Digital electronic water levels (Geo-Fennel, Stabila Type 196 LD) replace the visible meniscus with pressure sensors that show level differences on an LCD. They're more expensive than a basic optical level and offer no real accuracy advantage for domestic work. Tradespeople who do repetitive level transfer over long multi-month projects sometimes justify them. Homeowners almost never should.

Common mistakes

The water level is one of the few tools where the failure modes are obvious and self-correcting once you know about them.

Air bubbles in the line. A bubble splits the water column. The two ends will not match. Always check the full length of the hose by holding it up and looking for breaks before you trust a reading.

One end higher than the water can reach. If the hose is too short, or you try to lift one end above the maximum water column height, the water drops below the open end and air enters. The system stops working until you re-fill.

Pinched or kinked hose. A kink in the tubing acts like a closed valve. The water stops moving and your reading is wrong. Run your hand down the full length to feel for kinks before each reading.

Sun heating the dark side of the hose. Water expands as it warms. If one section of hose sits in direct sunlight while the other is in shade, the warmer water expands and pushes the cold-side meniscus higher. On a hot day, lay the hose along the same shade line at both ends, or work in the cool of the morning.

Warning

Never trust a single water-level reading on a critical drainage or foundation level. Take a second reading after walking the line back to the reference end.
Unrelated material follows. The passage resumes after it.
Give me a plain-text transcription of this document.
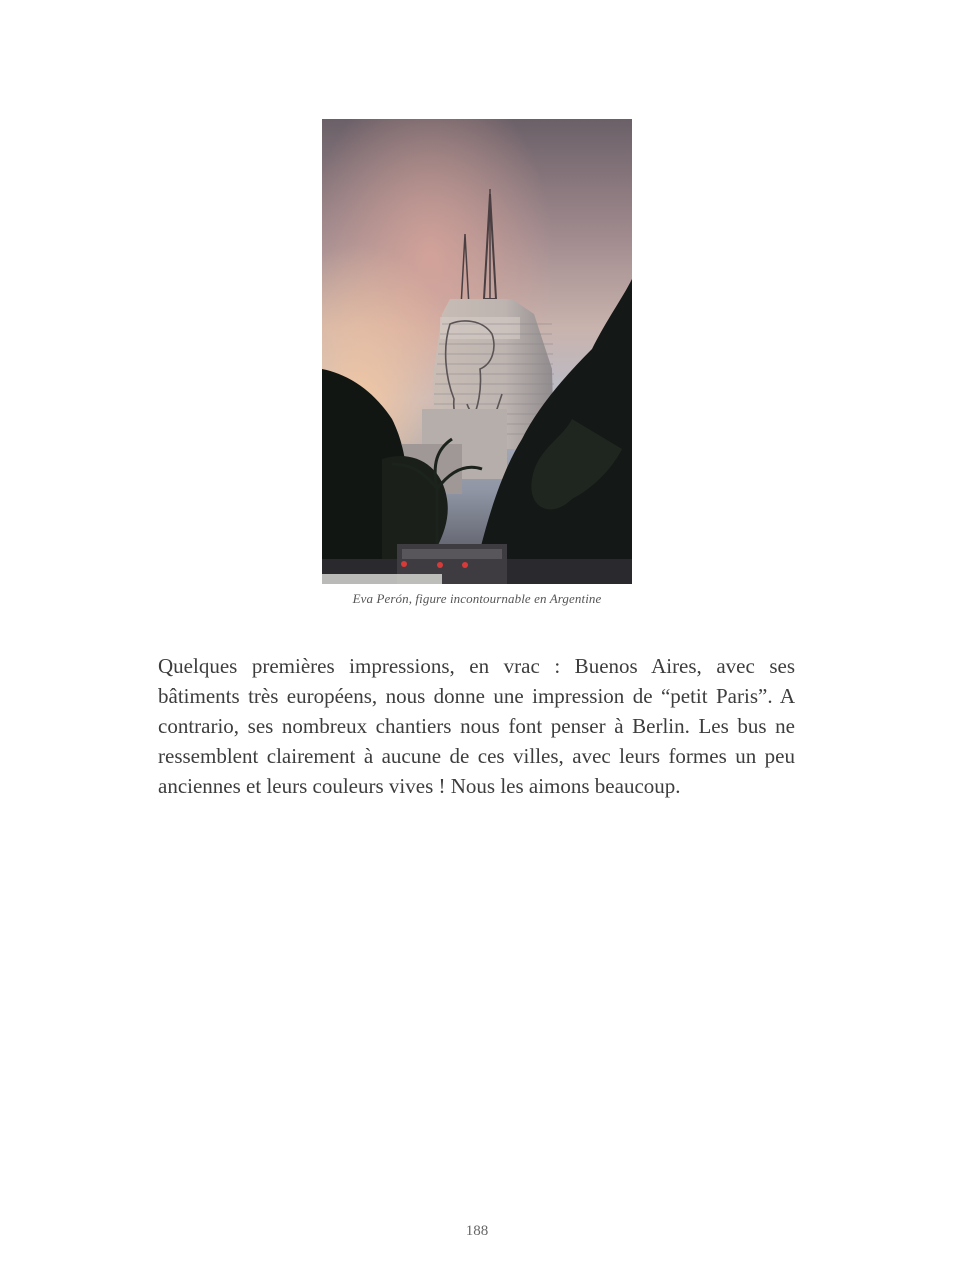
Eva Perón, figure incontournable en Argentine
Quelques premières impressions, en vrac : Buenos Aires, avec ses bâtiments très européens, nous donne une impression de “petit Paris”. A contrario, ses nombreux chantiers nous font penser à Berlin. Les bus ne ressemblent clairement à aucune de ces villes, avec leurs formes un peu anciennes et leurs couleurs vives ! Nous les aimons beaucoup.
188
If the two readings agree to within 1-2mm, the level is sound. If they disagree, find the leak, bubble, or kink before you commit anything to concrete or drainage runs.

Where you'll need this

  • Foundations and footings - transferring a fixed datum from the existing house DPC to all corners of the foundation trench
  • Drainage - setting consistent invert levels around chimney breasts or internal walls when an optical level can't see through
  • Damp-proof course - matching the new DPC to the existing house DPC across a structurally complex elevation
  • Walls and blockwork - checking course heights are consistent on a long wall where line of sight is broken by piers
  • Screeding - confirming the screed datum on the far side of an internal wall is the same as the rest of the floor

These situations all share one feature: the points you want to level are not in line of sight, so an optical or laser instrument needs an intermediate setup that introduces error. A water level produces a single reading directly from reference to target.

Safety

A water level is one of the safest tools on site. The only real risks are workplace hazards (carrying a wet hose up a ladder, slipping on spilled water indoors) rather than the tool itself.

In freezing conditions, drain the tubing fully before storage. Frozen water expanding inside the tube will split the plastic and you'll arrive at the next morning's job with a useless mess.

Cheap clear plastic tubing degrades in UV light over time, becoming brittle and prone to splitting. If you're keeping a water level kit for years rather than weeks, store it indoors out of direct sun.